Narrated by Matt Damon (Good Will Hunting), Boston begins its almost two-hour journey discussing the history of the Boston Marathon tracing all the way back to its beginnings and ties to the games in Ancient Greece and the first modern Olympic games. Held on the third Monday in April (known as Patriots Day), the first event was held 120 years ago in 1897 with fifteen runners. It is the World's oldest annual marathon and is one of the best-known road races. It currently stands at over 37,000 runners per year and is one of the most sought-after entrance invitations in the world.
When the film starts, we get some of the history of the Marathon and movie into the 1930s and some of the winners. It then fast forwards to the 1960s and '70s with interviews from such winners as Jon Anderson and Bill Rogers. The film touches upon one-time winner Australian winner Robert de Castella who brought his notoriety back to his homeland and started a running program for the indigenous people.

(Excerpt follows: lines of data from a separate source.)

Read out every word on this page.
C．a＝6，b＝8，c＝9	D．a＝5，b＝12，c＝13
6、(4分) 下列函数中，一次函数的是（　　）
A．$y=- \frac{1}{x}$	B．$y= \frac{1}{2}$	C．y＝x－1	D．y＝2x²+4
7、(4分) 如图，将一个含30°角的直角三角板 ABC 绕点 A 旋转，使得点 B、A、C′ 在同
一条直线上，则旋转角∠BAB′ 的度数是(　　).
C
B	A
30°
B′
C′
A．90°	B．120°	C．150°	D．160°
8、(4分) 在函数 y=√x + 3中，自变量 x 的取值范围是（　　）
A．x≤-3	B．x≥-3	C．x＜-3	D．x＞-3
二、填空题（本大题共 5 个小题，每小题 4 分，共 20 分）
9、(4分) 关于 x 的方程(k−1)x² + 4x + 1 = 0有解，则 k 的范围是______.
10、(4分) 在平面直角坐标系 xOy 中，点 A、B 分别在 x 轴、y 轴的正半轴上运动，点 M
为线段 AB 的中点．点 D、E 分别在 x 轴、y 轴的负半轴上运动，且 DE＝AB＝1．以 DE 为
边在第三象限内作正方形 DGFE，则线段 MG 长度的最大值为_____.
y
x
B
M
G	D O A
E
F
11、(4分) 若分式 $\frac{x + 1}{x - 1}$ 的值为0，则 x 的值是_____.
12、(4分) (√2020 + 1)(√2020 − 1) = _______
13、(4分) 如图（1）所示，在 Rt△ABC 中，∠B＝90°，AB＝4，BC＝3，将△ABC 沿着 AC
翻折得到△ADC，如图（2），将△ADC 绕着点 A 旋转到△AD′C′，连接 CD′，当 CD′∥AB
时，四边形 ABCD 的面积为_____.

Moving on, the movie highlights some of the more controversial years in the marathon's history. It delves into the first year prize money was awarded in response to other marathons offering cash awards. The Boston Marathon held out for as long as it could after awards were instituted but the movie documents how the most elite runners boycotted Boston until they too gave in and gave cash prizes to the winners.
The film also highlights the first female participants in the race both sanctioned and unsanctioned. It highlights Bobbi Gibbs and interviews with those who entered the race in 1966 even though women weren't allowed and how she paved the way for those women who came after her once the Marathon officially began allowing women runners in 1972. It touches upon the Rosie Ruiz scandal of 1980 as well, when Ruiz won the marathon by cheating and entering the race at the last 2 miles.
Of course, the movie spends a significant amount of time on the 2013 bombing and its aftermath. Boston chronicles the events leading up to the bombing and the twelve months following the event ending with the 2014 race. It shows a city and the surrounding suburbs that rallied behind their beloved event and the courage shown not only for the runners but the spectators as well. Boston Strong came back stronger and more determined than ever to let the terrorists know they hadn't beaten us. Through it all, Damon's voice is distinct and soothing, with a deep and clear message.
For those of us that aren't runners and know extremely little about marathons or for those who aren't from the Boston area, this film will shed light on how much more important the Boston race is on the world stage; even more perhaps than the New York City Marathon.
Dunham does a wonderful job of including so much of the human interest angle into Boston, infusing it with grit and heart. His presentation and delivery hold the viewer's attention even if they are a novice to the world of running and Marathons. It's an enjoyable watching experience and a lesson in logistics, perseverance, and endurance.